If you wait 30 days, accumulate the raw data, and then sort terabytes of data, what sorting or counting technique would be able to answer the question in (say) 6 hours of CPU time? Let's say that each user generates on average 200 transactions per month (http requests), usually spread over 3-4 days of activity per unique user.
If you have daily summary tables with one row per user per day, how much faster can you count if you use the summary data for counting purposes?
Now, in addition, if you split your daily user cookies datasets into 256 subsets based on the first two bytes of the user cookie ID, and perform the counting in a parallel environment, how much faster can you realistically go, assuming the computation is distributed over a few machines?

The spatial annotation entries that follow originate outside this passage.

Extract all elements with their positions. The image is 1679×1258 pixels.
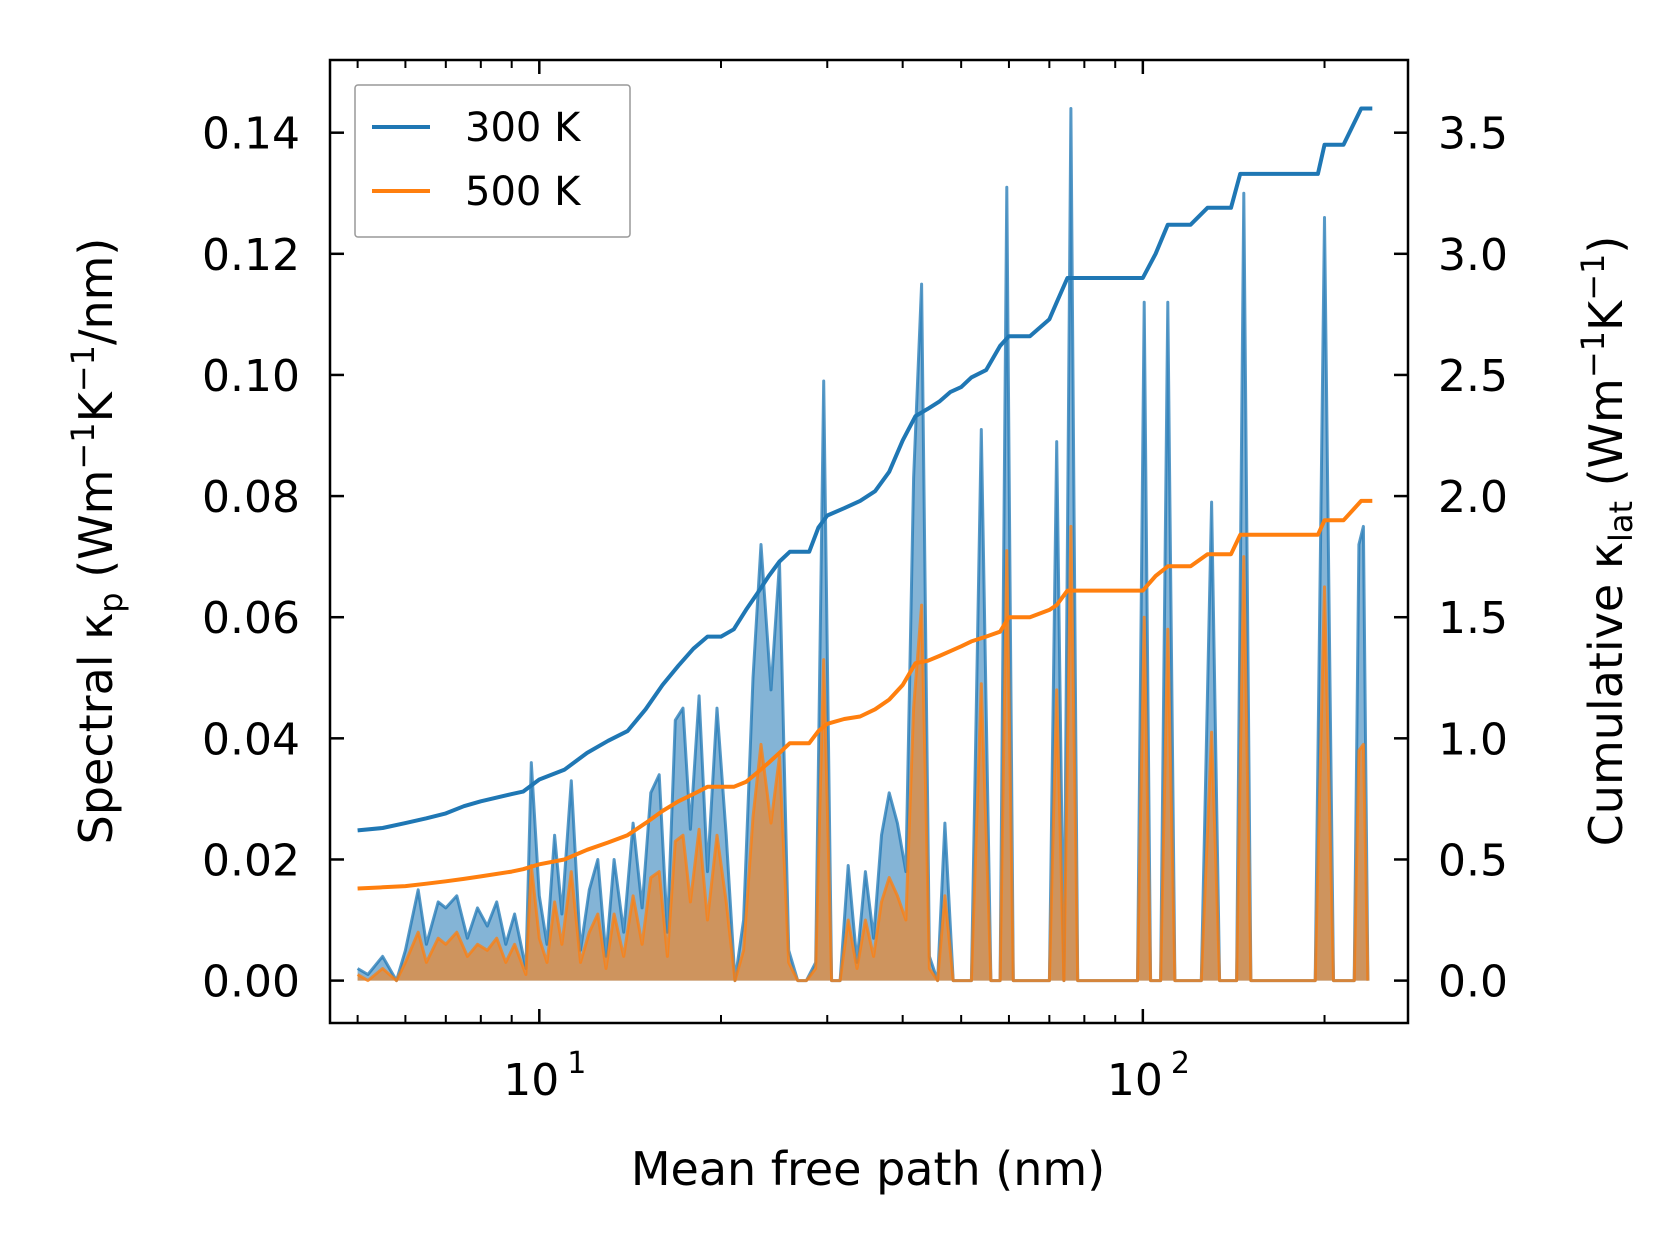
y-right-tick-label: 1.5 [1438,593,1508,644]
y-right-label-sup: −1 [1574,331,1612,378]
legend-box [354,84,631,238]
y-left-label-sub: p [92,592,130,612]
y-left-label-part: (Wm [69,470,123,593]
y-left-tick-label: 0.06 [202,593,300,644]
y-axis-label-left: Spectral κp (Wm−1K−1/nm) [64,238,130,845]
y-right-label-part: Cumulative κ [1579,542,1633,846]
x-tick-label-exponent: 1 [567,1046,586,1081]
y-left-label-part: K [69,390,123,422]
plot-frame [328,58,1410,1025]
y-right-label-part: (Wm [1579,378,1633,501]
x-tick-label: 10 [503,1055,559,1106]
y-right-label-sup: −1 [1574,254,1612,301]
x-tick-label: 10 [1107,1055,1163,1106]
x-axis-label: Mean free path (nm) [631,1142,1105,1196]
y-left-tick-label: 0.10 [202,351,300,402]
y-left-label-sup: −1 [64,345,102,392]
legend: 300 K 500 K [354,84,631,238]
y-left-tick-label: 0.02 [202,835,300,886]
axes-layer: 0.00 0.02 0.04 0.06 0.08 0.10 0.12 0.14 0.0 0.5 1.… [202,58,1508,1106]
y-left-tick-label: 0.08 [202,472,300,523]
legend-label: 300 K [465,105,582,151]
y-right-tick-label: 2.5 [1438,351,1508,402]
cumulative-line-300k [357,106,1373,833]
y-left-tick-label: 0.14 [202,109,300,160]
y-left-label-part: /nm) [69,238,123,345]
spectral-line-500k [356,524,1370,983]
spectral-fill-layer [356,107,1370,983]
y-left-tick-label: 0.12 [202,230,300,281]
y-right-label-part: K [1579,299,1633,331]
y-right-tick-label: 3.5 [1438,109,1508,160]
y-right-label-part: ) [1579,236,1633,254]
cumulative-line-500k [357,498,1373,891]
y-right-tick-label: 0.0 [1438,957,1508,1008]
x-tick-label-exponent: 2 [1171,1046,1190,1081]
y-right-tick-label: 1.0 [1438,714,1508,765]
line-layer [357,106,1373,891]
legend-label: 500 K [465,169,582,215]
y-right-tick-label: 2.0 [1438,472,1508,523]
y-right-tick-label: 3.0 [1438,230,1508,281]
y-right-label-sub: lat [1602,501,1640,542]
y-left-tick-label: 0.00 [202,957,300,1008]
y-axis-label-right: Cumulative κlat (Wm−1K−1) [1574,236,1640,847]
y-left-label-part: Spectral κ [69,613,123,845]
y-left-tick-label: 0.04 [202,714,300,765]
y-left-label-sup: −1 [64,422,102,469]
y-right-tick-label: 0.5 [1438,835,1508,886]
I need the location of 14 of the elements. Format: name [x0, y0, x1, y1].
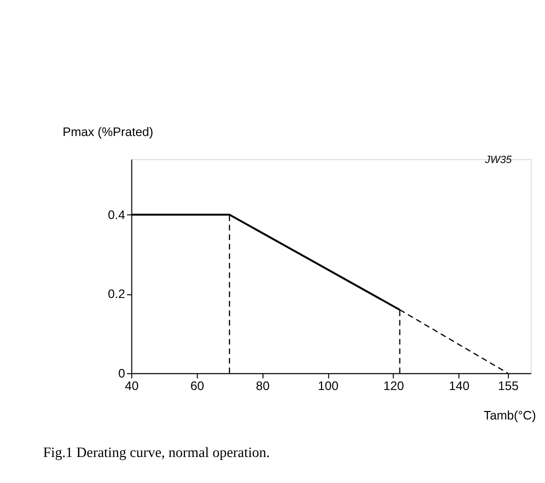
x-tick-label: 100: [318, 378, 339, 393]
y-tick-label: 0: [118, 366, 126, 380]
x-tick-label: 155: [498, 378, 519, 393]
y-tick-label: 0.4: [108, 208, 126, 222]
y-tick-label: 0.2: [108, 287, 126, 302]
x-tick-label: 140: [448, 378, 470, 393]
x-tick-label: 120: [383, 378, 404, 393]
x-tick-label: 80: [256, 378, 270, 393]
x-tick-label: 40: [124, 378, 139, 393]
x-axis-title: Tamb(°C): [484, 408, 536, 422]
annotation: JW35: [484, 154, 512, 166]
x-tick-label: 60: [190, 378, 204, 393]
caption: Fig.1 Derating curve, normal operation.: [43, 444, 270, 461]
y-axis-title: Pmax (%Prated): [62, 124, 154, 139]
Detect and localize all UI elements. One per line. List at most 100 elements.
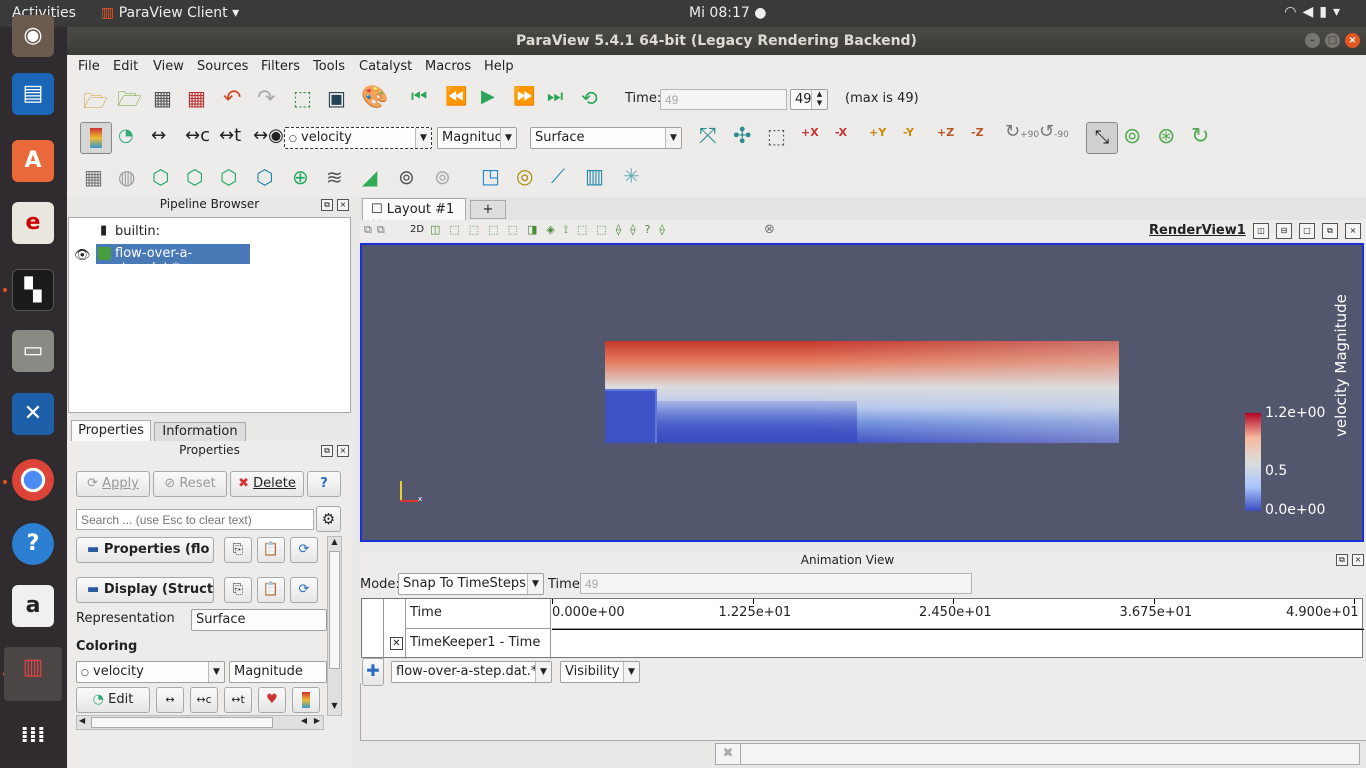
undock-icon[interactable]: ⧉ bbox=[321, 199, 333, 211]
menu-catalyst[interactable]: Catalyst bbox=[359, 59, 413, 74]
representation-combo[interactable]: Surface ▼ bbox=[530, 127, 682, 149]
vscode-icon[interactable]: ✕ bbox=[12, 393, 54, 435]
undo-icon[interactable]: ↶ bbox=[223, 86, 242, 111]
first-frame-icon[interactable]: ⏮ bbox=[411, 86, 428, 107]
tab-properties[interactable]: Properties bbox=[71, 420, 151, 442]
previous-frame-icon[interactable]: ⏪ bbox=[445, 86, 468, 107]
menu-sources[interactable]: Sources bbox=[197, 59, 249, 74]
edit-colormap-button[interactable]: ◔ Edit bbox=[76, 687, 150, 713]
hscroll-thumb[interactable] bbox=[91, 717, 273, 728]
favorites-icon[interactable]: ♥ bbox=[258, 687, 286, 713]
histogram-icon[interactable]: ▥ bbox=[585, 164, 604, 188]
software-center-icon[interactable]: A bbox=[12, 140, 54, 182]
find-data-icon[interactable]: ▣ bbox=[327, 86, 346, 110]
menu-edit[interactable]: Edit bbox=[113, 59, 139, 74]
add-layout-tab[interactable]: + bbox=[470, 200, 506, 219]
section-properties-toggle[interactable]: ▬ Properties (flo bbox=[76, 537, 214, 563]
timekeeper-track[interactable] bbox=[552, 629, 1364, 659]
window-titlebar[interactable]: ParaView 5.4.1 64-bit (Legacy Rendering … bbox=[67, 27, 1366, 55]
menu-tools[interactable]: Tools bbox=[313, 59, 346, 74]
loop-icon[interactable]: ⟲ bbox=[581, 86, 598, 110]
rotate-minus-90-icon[interactable]: ↺-90 bbox=[1039, 121, 1069, 142]
extract-subset-icon[interactable]: ⬡ bbox=[256, 165, 274, 189]
maximize-view-icon[interactable]: □ bbox=[1299, 223, 1315, 239]
delete-button[interactable]: ✖ Delete bbox=[230, 471, 304, 497]
terminal-icon[interactable]: ▚ bbox=[12, 269, 54, 311]
edit-color-map-icon[interactable]: ◔ bbox=[118, 125, 134, 146]
rescale-visible-range-icon[interactable]: ↔◉ bbox=[253, 125, 284, 146]
color-component-combo[interactable]: Magnituc ▼ bbox=[437, 127, 517, 149]
slice-icon[interactable]: ⬡ bbox=[186, 165, 204, 189]
help-icon[interactable]: ? bbox=[12, 523, 54, 565]
pick-center-icon[interactable]: ⊛ bbox=[1157, 124, 1176, 149]
close-panel-icon[interactable]: × bbox=[337, 445, 349, 457]
coloring-array-select[interactable]: ○ velocity ▼ bbox=[76, 661, 225, 683]
zoom-to-box-icon[interactable]: ⬚ bbox=[767, 124, 786, 148]
amazon-icon[interactable]: a bbox=[12, 585, 54, 627]
pipeline-root[interactable]: builtin: bbox=[115, 224, 161, 239]
menu-macros[interactable]: Macros bbox=[425, 59, 472, 74]
open-icon[interactable]: 🗁 bbox=[83, 89, 108, 113]
interaction-mode-icon[interactable]: ↻ bbox=[1191, 124, 1210, 149]
visibility-eye-icon[interactable]: 👁 bbox=[74, 248, 91, 263]
chrome-icon[interactable] bbox=[12, 459, 54, 501]
vertical-scrollbar[interactable]: ▲ ▼ bbox=[327, 536, 342, 716]
minimize-icon[interactable]: – bbox=[1305, 33, 1320, 48]
close-icon[interactable]: × bbox=[1345, 33, 1360, 48]
clear-selection-icon[interactable]: ⊗ bbox=[764, 222, 775, 237]
rescale-custom-icon[interactable]: ↔c bbox=[190, 687, 218, 713]
connect-icon[interactable]: ▦ bbox=[153, 86, 172, 110]
reset-camera-icon[interactable]: ⤧ bbox=[699, 124, 717, 149]
restore-display-defaults-icon[interactable]: ⟳ bbox=[290, 577, 318, 603]
timeline-ruler[interactable]: 0.000e+00 1.225e+01 2.450e+01 3.675e+01 4.90… bbox=[552, 599, 1364, 629]
horizontal-scrollbar[interactable]: ◀ ◀ ▶ bbox=[76, 715, 324, 730]
paste-properties-icon[interactable]: 📋 bbox=[257, 537, 285, 563]
view-minus-y-icon[interactable]: -Y bbox=[903, 126, 914, 139]
close-panel-icon[interactable]: × bbox=[1352, 554, 1364, 566]
load-state-icon[interactable]: 🗁 bbox=[117, 87, 142, 111]
reset-button[interactable]: ⊘ Reset bbox=[153, 471, 227, 497]
play-icon[interactable]: ▶ bbox=[481, 86, 495, 107]
advanced-settings-gear-icon[interactable]: ⚙ bbox=[316, 506, 341, 532]
undock-view-icon[interactable]: ⧉ bbox=[1322, 223, 1338, 239]
copy-display-icon[interactable]: ⎘ bbox=[224, 577, 252, 603]
next-frame-icon[interactable]: ⏩ bbox=[513, 86, 536, 107]
document-viewer-icon[interactable]: e bbox=[12, 202, 54, 244]
redo-icon[interactable]: ↷ bbox=[257, 86, 276, 111]
split-horizontal-icon[interactable]: ◫ bbox=[1253, 223, 1269, 239]
files-icon[interactable]: ▭ bbox=[12, 330, 54, 372]
undock-icon[interactable]: ⧉ bbox=[321, 445, 333, 457]
representation-select[interactable]: Surface bbox=[191, 609, 327, 631]
add-track-button[interactable]: ✚ bbox=[362, 658, 384, 686]
paraview-dock-icon[interactable]: ▥ bbox=[4, 647, 62, 701]
writer-app-icon[interactable]: ▤ bbox=[12, 73, 54, 115]
maximize-icon[interactable]: □ bbox=[1325, 33, 1340, 48]
show-center-axes-icon[interactable]: ⤡ bbox=[1086, 122, 1118, 154]
rescale-icon[interactable]: ↔ bbox=[156, 687, 184, 713]
undock-icon[interactable]: ⧉ bbox=[1336, 554, 1348, 566]
timestep-spinbox[interactable]: 49 ▲ ▼ bbox=[790, 89, 828, 110]
rescale-temporal-range-icon[interactable]: ↔t bbox=[219, 125, 242, 146]
tab-information[interactable]: Information bbox=[154, 422, 246, 442]
menu-file[interactable]: File bbox=[78, 59, 100, 74]
menu-view[interactable]: View bbox=[153, 59, 184, 74]
output-messages-icon[interactable]: ✖ bbox=[715, 743, 741, 765]
coloring-component-select[interactable]: Magnitude bbox=[229, 661, 327, 683]
animation-mode-select[interactable]: Snap To TimeSteps ▼ bbox=[398, 573, 544, 595]
selection-display-icon[interactable]: ◳ bbox=[481, 164, 500, 188]
view-minus-x-icon[interactable]: -X bbox=[835, 126, 848, 139]
stream-tracer-icon[interactable]: ≋ bbox=[326, 165, 343, 189]
view-plus-x-icon[interactable]: +X bbox=[801, 126, 819, 139]
disconnect-icon[interactable]: ▦ bbox=[187, 86, 206, 110]
reset-session-icon[interactable]: ⬚ bbox=[293, 86, 312, 110]
close-view-icon[interactable]: × bbox=[1345, 223, 1361, 239]
glyph-icon[interactable]: ⊕ bbox=[292, 165, 309, 189]
toggle-2d-button[interactable]: 2D bbox=[410, 224, 425, 235]
toggle-color-legend-button[interactable] bbox=[80, 122, 112, 154]
track-checkbox[interactable]: ✕ bbox=[390, 637, 403, 650]
view-minus-z-icon[interactable]: -Z bbox=[971, 126, 984, 139]
rescale-range-icon[interactable]: ↔ bbox=[151, 125, 167, 146]
rescale-temporal-icon[interactable]: ↔t bbox=[224, 687, 252, 713]
copy-properties-icon[interactable]: ⎘ bbox=[224, 537, 252, 563]
system-tray[interactable]: ◠◀▮▾ bbox=[1284, 4, 1346, 20]
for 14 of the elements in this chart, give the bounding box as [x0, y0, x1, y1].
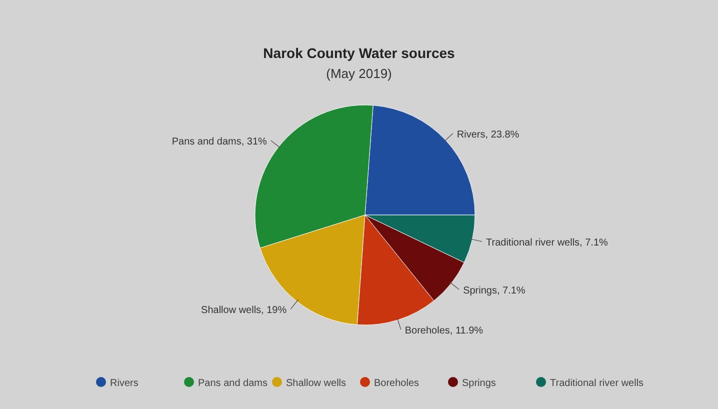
chart-subtitle: (May 2019) [326, 66, 392, 81]
legend-label: Boreholes [374, 378, 420, 389]
data-label: Boreholes, 11.9% [404, 326, 484, 337]
data-label: Pans and dams, 31% [172, 136, 268, 148]
legend-label: Shallow wells [286, 378, 346, 389]
chart-title: Narok County Water sources [263, 45, 456, 61]
legend-label: Rivers [110, 378, 138, 389]
legend-label: Pans and dams [198, 378, 268, 389]
legend-label: Traditional river wells [550, 378, 644, 389]
legend-label: Springs [462, 378, 496, 389]
data-label: Shallow wells, 19% [201, 305, 287, 316]
data-label: Rivers, 23.8% [456, 129, 520, 140]
data-label: Traditional river wells, 7.1% [486, 238, 608, 249]
data-label: Springs, 7.1% [463, 286, 526, 296]
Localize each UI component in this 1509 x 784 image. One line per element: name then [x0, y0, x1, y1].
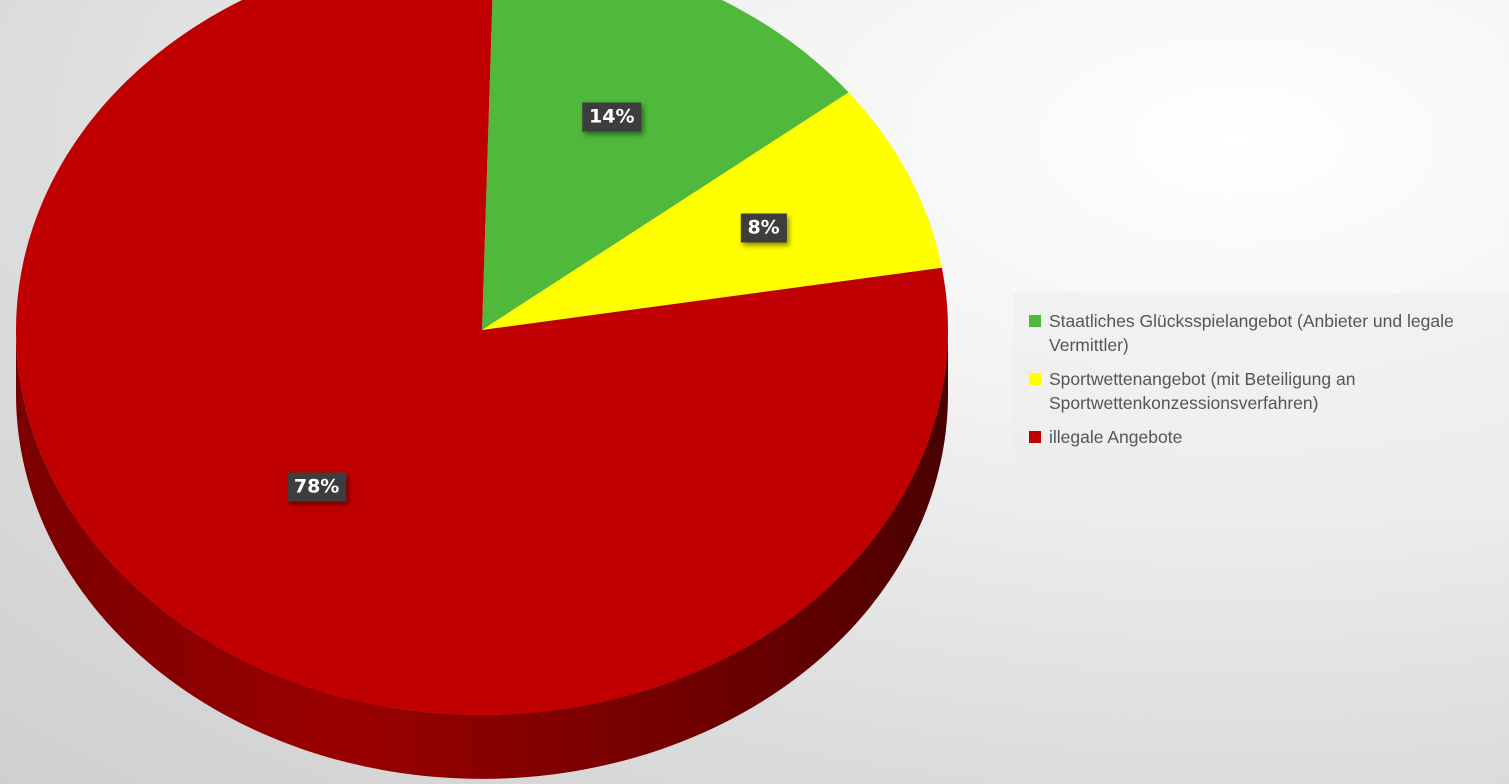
legend-item-illegale-angebote: illegale Angebote: [1029, 425, 1509, 449]
pie-slice-illegale-angebote: [16, 0, 948, 715]
legend-label: Staatliches Glücksspielangebot (Anbieter…: [1049, 311, 1454, 355]
legend-item-sportwettenangebot: Sportwettenangebot (mit Beteiligung an S…: [1029, 367, 1509, 415]
legend-label: illegale Angebote: [1049, 427, 1183, 447]
pie-chart-svg: [16, 0, 948, 779]
legend-label: Sportwettenangebot (mit Beteiligung an S…: [1049, 369, 1356, 413]
pie-slice-sportwettenangebot: [482, 92, 942, 330]
legend-item-staatliches-gluecksspielangebot: Staatliches Glücksspielangebot (Anbieter…: [1029, 309, 1509, 357]
pie-side-band: [16, 330, 948, 779]
pie-chart: 14% 8% 78%: [16, 0, 948, 779]
data-label-8: 8%: [740, 213, 787, 243]
data-label-78: 78%: [286, 472, 347, 502]
legend-swatch-red: [1029, 431, 1041, 443]
data-label-14: 14%: [582, 102, 642, 132]
legend-swatch-yellow: [1029, 373, 1041, 385]
pie-slice-staatliches-gluecksspielangebot: [482, 0, 849, 330]
legend-swatch-green: [1029, 315, 1041, 327]
chart-legend: Staatliches Glücksspielangebot (Anbieter…: [1013, 293, 1509, 522]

Now, if instead, you randomly sample 1000 user cookies, see on an average day, how many show up, say f(1000). Then you do the same computation with samples of 5000, 10000, 25000, 100000 cookies and get the data points f(5000), f(10000) etc. You use statistical modeling techniques to estimate the function f. Then you compute the average number of daily visitors, say n. Finally, you estimate the number of unique monthly visitors as g(n), where g is the inverse of the fonction f. This process should be much faster than the above strategies, however, what would be the loss in accuracy?
If in addition, let's say that your database is designed so that user cookies are generated sequentially with no gaps, how much improvement (in CPU time) can you expect? Example: the first new user of the month is (say) user 80,000,000, the last one is (say) 83,000,000, so you know you have had exactly 3,000,001 new users right away, but you also have old returning users that you need to count. But at least, the above sampling procedure is now much more easy and less subject to bias and inaccuracies.